Waarom is dat geen argument?
“Talent heeft niets te maken met beloning. Als men echt getalenteerd is, koppelt men zijn beloning niet aan geld. Zo iemand als Anders Moberg die geen enkel risico zelf wil lopen. Als je zo’n hoge beloning krijgt, moet je dat ook waar durven maken. Ik vind dat je geen blijk van talent geeft als je dat risico niet durft te nemen en je beloning niet koppelt aan je prestaties.”


Ontbreekt het Nederlandse bestuurders aan dapperheid?
“Ja. Dat vind ik absoluut. Ik vind in het algemeen dat er in Nederland een enorm gebrek is aan dapperheid en moed. Vooral als het gaat om bekende mensen. Er is vast wel kleine moed van kleine mensen, maar ik heb nog geen grote moed van grote mensen gezien.”


Wat zou dan een voorbeeld van grote moed zijn?
“Ik zou het dapper vinden als topbestuurders een deel van hun beloning beschikbaar zouden stellen aan iets waarmee je laat zien dat je visie hebt op wat er in de wereld gebeurt. Tien belastingadviseurs aanstellen om vervolgens te zorgen dat je over die enorme bedragen geen belasting betaalt vind ik dus niet getuigen van moed of visie. En dat is wel wat er gebeurt. Je ziet dat die mensen met enorme salarissen ook nog eens geen belasting betalen in Nederland. Ik vind dat schande. Ik hoorde bijvoorbeeld ook van Roel Pieper dat hij in de regering had willen zitten als het een andere samenstelling had gehad.”

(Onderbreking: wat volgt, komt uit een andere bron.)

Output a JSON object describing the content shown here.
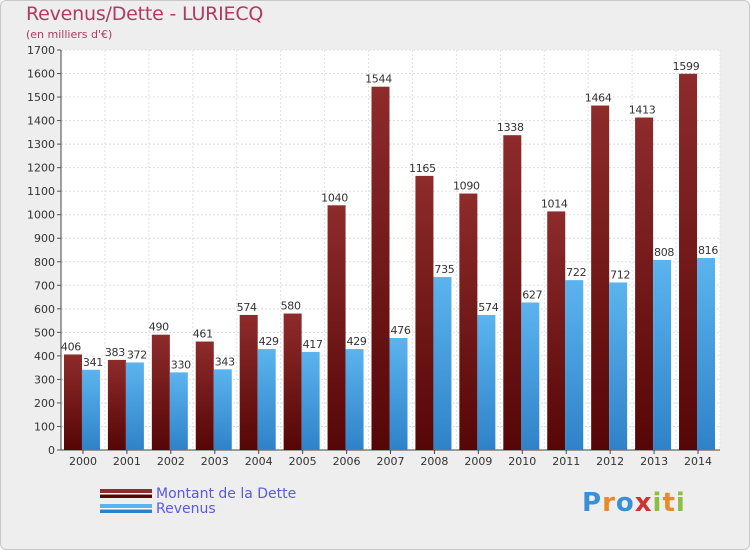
{
  "header": {
    "title": "Revenus/Dette - LURIECQ",
    "subtitle": "(en milliers d'€)"
  },
  "legend": {
    "items": [
      {
        "label": "Montant de la Dette",
        "color": "#7a1a1a"
      },
      {
        "label": "Revenus",
        "color": "#3f9be0"
      }
    ]
  },
  "logo": {
    "text": "Proxiti",
    "letters": [
      {
        "ch": "P",
        "color": "#3b8fd6"
      },
      {
        "ch": "r",
        "color": "#e8892b"
      },
      {
        "ch": "o",
        "color": "#3b8fd6"
      },
      {
        "ch": "x",
        "color": "#cc3333"
      },
      {
        "ch": "i",
        "color": "#8cbf3f"
      },
      {
        "ch": "t",
        "color": "#e8892b"
      },
      {
        "ch": "i",
        "color": "#8cbf3f"
      }
    ]
  },
  "chart_data": {
    "type": "bar",
    "categories": [
      "2000",
      "2001",
      "2002",
      "2003",
      "2004",
      "2005",
      "2006",
      "2007",
      "2008",
      "2009",
      "2010",
      "2011",
      "2012",
      "2013",
      "2014"
    ],
    "series": [
      {
        "name": "Montant de la Dette",
        "color": "#7a1a1a",
        "values": [
          406,
          383,
          490,
          461,
          574,
          580,
          1040,
          1544,
          1165,
          1090,
          1338,
          1014,
          1464,
          1413,
          1599
        ]
      },
      {
        "name": "Revenus",
        "color": "#3f9be0",
        "values": [
          341,
          372,
          330,
          343,
          429,
          417,
          429,
          476,
          735,
          574,
          627,
          722,
          712,
          808,
          816
        ]
      }
    ],
    "title": "Revenus/Dette - LURIECQ",
    "subtitle": "(en milliers d'€)",
    "xlabel": "",
    "ylabel": "",
    "ylim": [
      0,
      1700
    ],
    "ytick_step": 100,
    "grid": true,
    "legend_position": "bottom-left"
  }
}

Dat is achteraf makkelijk praten?
“Ja. Ik had het heel dapper gevonden als hij dat ook daadwerkelijk had gedaan. Juist when the shit hits the van. Misschien is Aad Veenman daarom een erg dappere man. Daar denken anderen misschien anders over, maar wellicht is het erg dapper om directeur van de NS te worden en strenge maatregelen te nemen. De NS is een lastig bedrijf om te leiden.”


Wie zou u dolgraag nog een keer willen coachen?
“Job Cohen, de burgemeester van Amsterdam zou ik graag onder handen willen nemen. Hij komt niet helemaal uit de verf. Hij heeft nog geen uitstraling zoals zijn voorgangers. Amsterdammers kunnen ontzettend houden van hun burgemeester.”


Hoe zou hij dan een geliefd bestuurder kunnen worden?
“Hij zou zich minder koel en afstandelijk moeten opstellen. Ik denk dat het zou kunnen.”


Een andere communicatiestrategie dus. Is dat het belangrijkste dat u managers leert?
“Dat is zeker een onderdeel. Maar niet het enige. Waar ik ze ook in coach is met zichzelf omgaan en met hun mensen.”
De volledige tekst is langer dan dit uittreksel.